Lo peor de aquel accidente fue que, en los análisis que le hicieron, descubrieron leishmania, esa muerte lenta que pasan en verano los mosquitos de mala fe. A Pistón le llenaron de medicina, con inyecciones diarias para combatir el mal que por lo menos han conseguido frenar su insalubre avance. Pero el perro ha perdido fuelle, como si el cansancio comiera de él cada vez a bocados más grandes, y ha ido cambiando galopes por trotes; y éstos, por pasos cansinos detrás de su dueño cuando el sol aprieta o las horas mueven las agujas del reloj más rato de la cuenta.



Este verano, buscando inútilmente codornices en Guadalajara, dio en intentar olerlas en un carrizo que lindaba de un lado con unos huertos que adornan la ribera del río Dulce y de otro, con un trigal de esos que hoy en día no guardan más paja que la que tienen en el recuerdo de los primeros días del verano, poco antes de cosechar. Al poco, Pistón comenzó a ventear algún miedo animal, pero por los movimientos que hacía con el cuerpo y con la cola, no nos pareció que el olor fuera de codorniz. De pronto (que es la expresión a utilizar cuando se va a contar una muestra) se quedó clavado en una garganta que se abría en la espesura del carrizo, en una parada a la que le faltaba firmeza y que sostuvo sólo unos segundos antes de que apoyara todas la patas en el suelo y comenzara a ladrar.

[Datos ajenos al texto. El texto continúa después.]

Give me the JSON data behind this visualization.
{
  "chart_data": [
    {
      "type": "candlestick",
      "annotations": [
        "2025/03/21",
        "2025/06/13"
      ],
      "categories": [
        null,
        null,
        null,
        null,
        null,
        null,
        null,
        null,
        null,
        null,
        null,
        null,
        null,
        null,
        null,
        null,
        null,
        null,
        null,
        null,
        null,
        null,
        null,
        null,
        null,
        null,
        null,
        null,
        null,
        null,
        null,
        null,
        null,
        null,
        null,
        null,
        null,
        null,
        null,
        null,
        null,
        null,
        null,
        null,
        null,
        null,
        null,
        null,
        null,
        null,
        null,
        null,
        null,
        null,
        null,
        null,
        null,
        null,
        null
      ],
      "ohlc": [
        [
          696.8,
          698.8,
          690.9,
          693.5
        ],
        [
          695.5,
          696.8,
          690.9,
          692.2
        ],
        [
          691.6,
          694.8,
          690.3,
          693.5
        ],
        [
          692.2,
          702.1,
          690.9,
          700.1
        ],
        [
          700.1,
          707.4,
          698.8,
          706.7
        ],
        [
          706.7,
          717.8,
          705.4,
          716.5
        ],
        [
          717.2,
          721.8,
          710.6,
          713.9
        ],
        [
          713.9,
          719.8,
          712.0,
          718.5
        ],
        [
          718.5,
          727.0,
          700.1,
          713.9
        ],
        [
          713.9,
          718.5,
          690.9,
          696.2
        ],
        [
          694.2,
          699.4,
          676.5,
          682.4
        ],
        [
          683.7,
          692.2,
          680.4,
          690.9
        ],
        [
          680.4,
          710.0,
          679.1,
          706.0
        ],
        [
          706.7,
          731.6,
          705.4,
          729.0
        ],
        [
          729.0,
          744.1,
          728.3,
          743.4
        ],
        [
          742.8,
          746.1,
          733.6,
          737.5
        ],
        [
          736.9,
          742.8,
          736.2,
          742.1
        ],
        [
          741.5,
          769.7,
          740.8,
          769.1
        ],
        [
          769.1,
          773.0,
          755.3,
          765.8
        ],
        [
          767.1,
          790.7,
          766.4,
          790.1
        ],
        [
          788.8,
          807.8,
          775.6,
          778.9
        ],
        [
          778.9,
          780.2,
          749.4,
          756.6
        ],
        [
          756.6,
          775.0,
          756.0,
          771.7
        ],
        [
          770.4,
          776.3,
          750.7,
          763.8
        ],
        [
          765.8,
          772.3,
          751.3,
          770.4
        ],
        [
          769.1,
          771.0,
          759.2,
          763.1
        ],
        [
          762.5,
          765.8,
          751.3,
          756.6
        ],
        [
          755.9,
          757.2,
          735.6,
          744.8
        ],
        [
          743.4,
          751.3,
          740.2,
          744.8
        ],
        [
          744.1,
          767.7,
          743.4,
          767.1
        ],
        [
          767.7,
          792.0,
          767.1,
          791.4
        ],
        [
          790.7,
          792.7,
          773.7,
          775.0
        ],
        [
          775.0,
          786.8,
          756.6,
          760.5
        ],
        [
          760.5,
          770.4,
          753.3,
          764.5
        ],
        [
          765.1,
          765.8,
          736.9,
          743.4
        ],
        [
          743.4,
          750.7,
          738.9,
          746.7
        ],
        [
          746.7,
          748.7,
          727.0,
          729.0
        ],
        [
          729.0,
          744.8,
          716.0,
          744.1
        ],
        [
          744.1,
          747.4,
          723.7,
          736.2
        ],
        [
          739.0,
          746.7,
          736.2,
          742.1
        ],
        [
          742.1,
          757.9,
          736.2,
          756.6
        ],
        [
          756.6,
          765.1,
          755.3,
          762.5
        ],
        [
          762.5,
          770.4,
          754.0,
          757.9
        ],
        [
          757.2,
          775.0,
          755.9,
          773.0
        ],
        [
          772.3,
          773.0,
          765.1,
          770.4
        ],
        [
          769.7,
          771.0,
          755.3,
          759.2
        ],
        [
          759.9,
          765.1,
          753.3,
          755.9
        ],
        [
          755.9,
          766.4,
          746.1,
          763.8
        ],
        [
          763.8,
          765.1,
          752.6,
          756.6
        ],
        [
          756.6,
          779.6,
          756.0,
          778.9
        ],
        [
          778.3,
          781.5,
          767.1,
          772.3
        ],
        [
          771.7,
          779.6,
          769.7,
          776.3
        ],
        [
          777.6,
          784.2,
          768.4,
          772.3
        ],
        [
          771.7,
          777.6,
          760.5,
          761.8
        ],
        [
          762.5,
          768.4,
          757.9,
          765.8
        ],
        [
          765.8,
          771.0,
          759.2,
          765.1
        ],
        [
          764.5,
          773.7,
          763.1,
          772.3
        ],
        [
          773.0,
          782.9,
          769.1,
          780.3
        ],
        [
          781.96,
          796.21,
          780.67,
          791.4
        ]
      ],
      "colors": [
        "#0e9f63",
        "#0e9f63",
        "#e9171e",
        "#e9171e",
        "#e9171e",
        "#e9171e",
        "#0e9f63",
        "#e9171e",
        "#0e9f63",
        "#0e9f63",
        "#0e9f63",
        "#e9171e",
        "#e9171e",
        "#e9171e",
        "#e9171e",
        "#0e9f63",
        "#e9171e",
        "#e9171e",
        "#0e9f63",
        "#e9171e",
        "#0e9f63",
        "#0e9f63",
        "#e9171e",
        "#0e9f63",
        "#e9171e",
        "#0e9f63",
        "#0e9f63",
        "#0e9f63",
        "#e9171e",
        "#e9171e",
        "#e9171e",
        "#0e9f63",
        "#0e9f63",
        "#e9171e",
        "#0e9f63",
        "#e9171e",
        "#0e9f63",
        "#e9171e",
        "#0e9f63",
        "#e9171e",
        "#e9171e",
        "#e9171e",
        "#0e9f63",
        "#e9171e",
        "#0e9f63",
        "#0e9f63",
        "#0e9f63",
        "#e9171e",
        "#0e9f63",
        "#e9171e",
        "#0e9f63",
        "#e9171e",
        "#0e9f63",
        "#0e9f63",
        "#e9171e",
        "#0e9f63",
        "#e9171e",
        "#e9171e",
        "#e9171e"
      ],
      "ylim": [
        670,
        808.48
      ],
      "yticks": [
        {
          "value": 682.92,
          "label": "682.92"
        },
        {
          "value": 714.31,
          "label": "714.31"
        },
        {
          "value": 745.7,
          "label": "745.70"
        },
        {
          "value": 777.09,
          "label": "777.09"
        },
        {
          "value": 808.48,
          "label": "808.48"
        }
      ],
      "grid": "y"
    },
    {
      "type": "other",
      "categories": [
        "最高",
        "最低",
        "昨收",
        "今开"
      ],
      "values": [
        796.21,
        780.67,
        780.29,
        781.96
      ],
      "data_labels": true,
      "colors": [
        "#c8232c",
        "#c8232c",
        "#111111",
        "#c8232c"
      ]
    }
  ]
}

Desconcertados, nos arrimamos al perro al tiempo que un jabalí enorme botó del carrizo y con la boca abierta y llena de odio comenzó a correr detrás de Pistón, que por un momento se olvidó de la leishmania para correr como lo hacía antaño, cuando era adolescente, pero esta vez haciendo de conejo o de liebre delante de aquel jabalí venido a podenco. Otra vez a sobrevivir, porque fueron más de cien los metros que corrió el pobre antes de que el jabalí se parara en seco al comprender que aquel perro era todo menos una amenaza para la prole que en aquel momento, rayona, se alejaba del carrizo justo por el lado opuesto al que ocupábamos nosotros. Sólo entonces comprendimos lo gravemente distinto que es correr y huir.



Pistón no ha sido un fuera de serie porque le ha faltado picardía y maldad y le ha sobrado inocencia, pero sí es un gran perro de caza y un animal voluntariamente sometido a una servidumbre de agradecimiento eterno. Al final, a Pistón – aunque es un curtido superviviente- le ganará la baza la muerte lenta que habita en su enfermedad, pero estoy seguro de que a pesar de lo amargo del trago, en su memoria última sólo habrá sitio para la tibieza de la mano que a diario le acaricia, desde aquel día lejano en que le rescataron de la hambruna, hasta ése en el que se marche a galopar infatigablemente los rastrojos llenos de paja y codornices que todavía quedan en los páramos eternos de la otra orilla.